Bien sûr, si on est à terre, quelques petits légumes et de la coriandre fraîche ciselée seraient un vrai plus !

Vous l'aurez compris, j'ai emporté sur Grégal bien des condiments de cuisine exotique (feuilles d'algues nori, riz japonais, sauce nuoc mam, sauce soja, mirin, vinaigre de riz, feuilles de riz pour nems, sauce d'huitres, gingembre frais que je renouvelle régulièrement, sans compter une multitude d'épices glanées ça et là au Maroc ou sur les îles - ras-el-hanout, muscade, cannelle, curry, colombo, badiane, piments, cumin et j'en passe). C'est un moyen infaillible pour cuisiner international et profiter des recettes locales ou d'ailleurs pour renouveler sans cesse la cuisine du bord.
.

Position à 15h00 (UT-3): 36°45,15N - 59°50,95W
Cap Fond: 081° Magnétique
Vitesse: 3.0 nœuds

8 Responses:

Gene a dit…

Bravo ma patite aude...pour ta description et ta cuisine aussi élaborée...t'es un chef !
(tu lieras ces commentaires plus tard , à terre !!
Gros bisous, j'espère que le vent va revenir,
Gène

c0rle0ne a dit…

Bravo! on voit que le morale est au beau fixe sur gregal! tant mieux et pourvu que ca continu!

Bon KIM! elles arrivent ces photos?! :D

Léa a dit…

Quelle envolée lyrique à défaut de vent !! Aude, tu vas figurer au répertoire des écrivains voyageurs.
Miam miam recettes, à tester par les culs-terreux dont je fais partie. Kissous.

Kim a dit…

TAAAH ! C'est le retour de la méduse alien !
Bon j'ai eu beau chercher dans tous les recoins du net, j'ai jamais réussi à identifier cette chose. Si ça se trouve, c'est un specimen non encore répertorié ! Si on en devient les "inventeurs", on pourrait l'appeler "Ovniae Gregalorius", non ?
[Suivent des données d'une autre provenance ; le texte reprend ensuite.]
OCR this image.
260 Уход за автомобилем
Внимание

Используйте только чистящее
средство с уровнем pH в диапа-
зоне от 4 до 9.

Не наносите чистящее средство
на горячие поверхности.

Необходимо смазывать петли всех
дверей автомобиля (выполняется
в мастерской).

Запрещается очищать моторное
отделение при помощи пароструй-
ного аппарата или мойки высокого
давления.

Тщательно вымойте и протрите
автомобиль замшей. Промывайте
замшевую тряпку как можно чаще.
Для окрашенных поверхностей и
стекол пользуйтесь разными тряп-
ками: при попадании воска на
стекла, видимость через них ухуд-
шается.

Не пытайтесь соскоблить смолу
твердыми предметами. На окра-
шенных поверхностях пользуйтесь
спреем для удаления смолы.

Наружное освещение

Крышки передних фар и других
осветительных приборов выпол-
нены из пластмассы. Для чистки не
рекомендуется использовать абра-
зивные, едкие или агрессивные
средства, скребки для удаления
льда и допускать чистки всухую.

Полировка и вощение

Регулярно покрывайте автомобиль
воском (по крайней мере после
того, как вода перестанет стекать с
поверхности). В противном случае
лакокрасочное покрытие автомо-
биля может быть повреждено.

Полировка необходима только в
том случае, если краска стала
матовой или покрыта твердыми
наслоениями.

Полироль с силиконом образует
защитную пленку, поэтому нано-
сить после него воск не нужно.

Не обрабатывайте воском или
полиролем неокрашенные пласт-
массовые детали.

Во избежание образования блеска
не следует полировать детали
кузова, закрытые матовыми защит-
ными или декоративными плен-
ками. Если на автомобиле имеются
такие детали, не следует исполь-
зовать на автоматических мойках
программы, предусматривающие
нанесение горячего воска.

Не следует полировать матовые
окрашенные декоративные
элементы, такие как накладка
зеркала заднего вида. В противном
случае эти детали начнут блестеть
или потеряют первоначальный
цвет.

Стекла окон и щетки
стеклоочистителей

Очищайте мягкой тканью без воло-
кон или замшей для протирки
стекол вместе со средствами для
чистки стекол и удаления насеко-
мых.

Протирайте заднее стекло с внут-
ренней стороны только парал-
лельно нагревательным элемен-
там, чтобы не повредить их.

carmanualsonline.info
Enfin bref, voilà les photos de la bête :
- Méduse gros plan
- Méduse beurk
- Méduse flotte

Aude est bien gentille en disant que ça ressemble à un jouet. J'avoue qu'en la voyant échouée sur la plage, perso j'ai surtout pensé à une sorte de préservatif géant particulièrement funny :)

Kim a dit…

EDIT : bon finalement, elle est très connue cette méduse, on ne pourra pas l'appeler Ovniae Gregalorius, dommage... En fait elle s'appelle Physalia physalis, ou encore Galère Portugaise, et est classée dans les méduses dangereuses. Apparemment, le petit flotteur qu'on voit en surface est gonflé de gaz, ce qui lui permet de dériver le long des courants, et dessous, ses tentacules peuvent mesurer jusqu'à 30m en plein Atlantique ! Et pire, les petits machins sous le flotteur sont tellement urticants qu'ils peuvent occasionner "de graves brûlures et peuvent provoquer un arrêt cardiaque en cas de contact, y compris sur les animaux échoués depuis de longues heures sur la plage". Un truc de fou...
Grégal, si vous croisez la Galère Portugaise, prenez le large !

Claire a dit…

C'est vrai que les couleurs sont chouettes mais au regard de ce que dit Kim, cela fait carrément flipper! Beaucoup plus sympa à regarder....de loin ;-))
Bises

Thierry a dit…

Hola!!!
Je confirme : la Physalis est hyper dangereuse!!!! Gare au choc anaphylactique à la deuxième piqûre (très souvent mortel...).
Les filaments sont très très longs mais invisibles, d'où sa dangerosité.
Bon vent!
Thierry

Marie-Bé a dit…

Jolie couleur pour une méduse...celles de la Méditerranée sont moins colorées on dirait bien...par contre comme pour celles d'ici..je préfère ne pas m'y frotter...Merci aux spécialistes de nous confirmer cette sensation de danger !! Les photos suffiront donc !!